A similar situation appears to be true of other planetary systems as well. So far observers have found about 20 systems with more than one planet. In most, the planets have orbits that do not intersect, and in the three exceptions, the overlapping orbits appear to be resonant, allowing the planets to survive without colliding. All the known nonstellar companions of sunlike stars are massive enough to deflect nearby small bodies. They would probably qualify as planets by the criterion of dynamical dominance.
Endgame
A planet is, in effect, the end product of accretion from a disk around a star. This definition applies only to mature systems, such as ours, in which accretion has run effectively to completion. For younger systems, where accretion is still important, the largest bodies are not strictly planets but are called planetary embryos, and the smaller bodies are called planetesimals.
The IAU definition still includes roundness as a criterion for a planet, though strictly speaking, that is unnecessary. The orbital-clearance criterion already distinguishes planets from asteroids and comets. The definition also removes the need for an upper mass limit to distinguish planets from stars and brown dwarfs. The relatively rare brown dwarf companions orbiting close to stars can be classified as planets; unlike brown dwarfs in wider orbits, they are thought to have formed by disk accretion.
In short, the difference between planets and nonplanets is quantifiable, both in theory and by observation. All the planets in our solar system have enough mass to have swept up or scattered away most of the original planetesimals from their orbital zones. Today each planet contains at least 5,000 times more mass than all the debris in its vicinity. In contrast, the asteroids, comets and KBOs, including Pluto, live amid swarms of comparable bodies.

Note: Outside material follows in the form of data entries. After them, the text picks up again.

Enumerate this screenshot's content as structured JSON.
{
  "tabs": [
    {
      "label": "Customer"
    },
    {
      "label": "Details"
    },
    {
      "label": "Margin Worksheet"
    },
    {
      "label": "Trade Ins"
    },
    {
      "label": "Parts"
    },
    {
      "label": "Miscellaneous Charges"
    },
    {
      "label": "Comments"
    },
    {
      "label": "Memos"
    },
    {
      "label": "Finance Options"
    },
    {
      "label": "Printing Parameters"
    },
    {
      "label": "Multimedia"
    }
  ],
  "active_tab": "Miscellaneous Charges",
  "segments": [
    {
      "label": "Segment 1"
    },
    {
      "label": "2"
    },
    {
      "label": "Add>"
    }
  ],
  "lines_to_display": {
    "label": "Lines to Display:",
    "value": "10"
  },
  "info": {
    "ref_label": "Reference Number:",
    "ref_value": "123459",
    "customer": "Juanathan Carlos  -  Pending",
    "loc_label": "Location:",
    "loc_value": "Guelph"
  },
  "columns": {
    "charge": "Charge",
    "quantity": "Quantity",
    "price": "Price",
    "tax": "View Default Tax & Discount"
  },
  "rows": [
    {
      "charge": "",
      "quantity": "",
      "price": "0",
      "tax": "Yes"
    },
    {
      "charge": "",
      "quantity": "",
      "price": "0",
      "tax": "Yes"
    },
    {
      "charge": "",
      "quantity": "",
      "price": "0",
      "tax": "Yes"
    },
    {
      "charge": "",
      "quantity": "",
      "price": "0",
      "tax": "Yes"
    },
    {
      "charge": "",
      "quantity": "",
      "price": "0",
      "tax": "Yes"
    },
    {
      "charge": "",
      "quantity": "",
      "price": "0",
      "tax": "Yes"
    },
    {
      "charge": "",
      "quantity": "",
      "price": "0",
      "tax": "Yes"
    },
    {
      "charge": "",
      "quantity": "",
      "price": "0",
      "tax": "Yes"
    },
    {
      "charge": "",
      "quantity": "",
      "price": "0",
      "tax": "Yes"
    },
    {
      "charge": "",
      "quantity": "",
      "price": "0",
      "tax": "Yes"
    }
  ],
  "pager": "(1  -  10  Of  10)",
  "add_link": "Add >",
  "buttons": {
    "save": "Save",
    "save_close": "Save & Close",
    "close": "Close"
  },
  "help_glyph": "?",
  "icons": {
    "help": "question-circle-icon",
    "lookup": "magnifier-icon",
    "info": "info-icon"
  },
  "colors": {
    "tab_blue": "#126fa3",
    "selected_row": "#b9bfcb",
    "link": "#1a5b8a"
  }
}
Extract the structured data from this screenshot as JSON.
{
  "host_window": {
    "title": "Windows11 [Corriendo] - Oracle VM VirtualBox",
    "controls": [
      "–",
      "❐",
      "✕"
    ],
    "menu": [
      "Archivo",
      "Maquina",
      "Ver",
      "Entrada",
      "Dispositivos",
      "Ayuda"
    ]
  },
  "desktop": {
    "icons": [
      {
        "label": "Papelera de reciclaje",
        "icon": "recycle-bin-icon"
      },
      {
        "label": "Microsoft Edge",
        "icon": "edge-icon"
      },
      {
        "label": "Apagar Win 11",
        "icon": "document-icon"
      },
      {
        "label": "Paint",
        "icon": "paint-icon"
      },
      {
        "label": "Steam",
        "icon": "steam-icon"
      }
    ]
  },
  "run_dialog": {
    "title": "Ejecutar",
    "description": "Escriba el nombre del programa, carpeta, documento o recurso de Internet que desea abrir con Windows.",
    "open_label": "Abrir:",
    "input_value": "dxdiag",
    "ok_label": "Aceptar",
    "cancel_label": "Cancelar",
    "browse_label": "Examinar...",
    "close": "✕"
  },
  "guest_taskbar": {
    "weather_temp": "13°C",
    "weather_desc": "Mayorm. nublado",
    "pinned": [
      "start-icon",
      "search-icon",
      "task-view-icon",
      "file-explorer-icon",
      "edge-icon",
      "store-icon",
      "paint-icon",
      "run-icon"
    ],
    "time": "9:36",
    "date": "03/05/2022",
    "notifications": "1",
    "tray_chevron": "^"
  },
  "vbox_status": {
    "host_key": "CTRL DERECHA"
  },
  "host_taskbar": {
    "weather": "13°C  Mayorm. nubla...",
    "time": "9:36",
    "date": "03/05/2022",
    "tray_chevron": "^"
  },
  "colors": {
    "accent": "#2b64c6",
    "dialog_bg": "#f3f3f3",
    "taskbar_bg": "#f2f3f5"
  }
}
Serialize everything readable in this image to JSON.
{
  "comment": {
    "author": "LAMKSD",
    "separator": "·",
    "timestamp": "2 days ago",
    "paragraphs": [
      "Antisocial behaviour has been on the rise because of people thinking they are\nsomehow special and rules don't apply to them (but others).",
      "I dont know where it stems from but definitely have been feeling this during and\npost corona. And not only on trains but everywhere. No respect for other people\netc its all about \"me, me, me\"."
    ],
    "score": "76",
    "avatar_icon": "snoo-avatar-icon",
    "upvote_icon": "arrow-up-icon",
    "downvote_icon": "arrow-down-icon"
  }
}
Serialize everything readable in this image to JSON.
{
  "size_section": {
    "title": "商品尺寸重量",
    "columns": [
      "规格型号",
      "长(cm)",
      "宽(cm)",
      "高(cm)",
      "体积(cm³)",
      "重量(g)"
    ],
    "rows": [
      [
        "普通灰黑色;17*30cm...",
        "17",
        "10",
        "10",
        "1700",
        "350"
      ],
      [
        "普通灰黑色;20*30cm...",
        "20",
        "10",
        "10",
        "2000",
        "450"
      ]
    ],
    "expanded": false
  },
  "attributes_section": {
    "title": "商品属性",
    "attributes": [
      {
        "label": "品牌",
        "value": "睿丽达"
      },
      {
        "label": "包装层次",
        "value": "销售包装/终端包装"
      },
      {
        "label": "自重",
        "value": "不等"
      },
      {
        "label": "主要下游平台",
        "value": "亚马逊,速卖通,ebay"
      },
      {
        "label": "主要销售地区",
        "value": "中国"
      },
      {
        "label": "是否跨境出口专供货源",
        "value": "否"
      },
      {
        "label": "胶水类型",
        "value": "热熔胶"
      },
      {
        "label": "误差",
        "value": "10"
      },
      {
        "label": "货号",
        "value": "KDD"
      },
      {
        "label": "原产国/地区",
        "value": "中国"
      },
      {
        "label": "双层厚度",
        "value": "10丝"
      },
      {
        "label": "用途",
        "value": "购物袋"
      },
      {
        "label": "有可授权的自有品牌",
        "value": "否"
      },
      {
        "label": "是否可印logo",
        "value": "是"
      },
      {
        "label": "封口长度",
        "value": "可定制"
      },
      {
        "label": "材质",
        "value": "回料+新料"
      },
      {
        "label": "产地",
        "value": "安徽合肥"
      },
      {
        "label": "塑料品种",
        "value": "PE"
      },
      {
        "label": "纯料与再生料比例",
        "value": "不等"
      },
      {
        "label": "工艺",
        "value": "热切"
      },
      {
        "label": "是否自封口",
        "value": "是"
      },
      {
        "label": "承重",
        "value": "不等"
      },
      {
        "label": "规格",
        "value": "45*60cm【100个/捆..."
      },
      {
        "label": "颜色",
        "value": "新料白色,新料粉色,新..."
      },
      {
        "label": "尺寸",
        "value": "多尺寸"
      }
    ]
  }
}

A prominent objection to any definition of this kind is the contention that astronomical objects should be classified only by their intrinsic properties, such as size, shape or composition, and not by their location or dynamical context. This argument overlooks the fact that astronomers classify all objects that orbit planets as "moons," although two of them are larger than the planet Mercury and many are captured asteroids and comets. Context and location are clearly important. In fact, distance from the sun determined that close-in bodies became small rocky planets and farther ones became giant planets rich in volatile ices and gases. The new definition distinguishes planets, which dynamically dominate a large volume of orbital space, from asteroids, KBOs and ejected planetary embryos, which do not. The eight planets are the dominant end products of disk accretion and differ recognizably from the vast populations of asteroids and KBOs.
The historical definition of nine planets no doubt retains a strong sentimental attraction. But ad hoc definitions devised to grandfather in Pluto tend to conceal from the public the profound changes that have occurred since the early 1990s in our understanding of the origin and architecture of the solar system.
For 76 years, our schools taught that Pluto was a planet. Some argue that culture and tradition are sufficient grounds to leave it that way. But science cannot remain bound by the misconceptions of the past. To be useful, a scientific definition should be derived from, and draw attention to, the structure of the natural world. We can revise our definitions when necessary to reflect the better understanding that arises from new discoveries. The debate on the definition of a planet will provide educators with a textbook example to show how scientific concepts are not graven in stone but continue to evolve.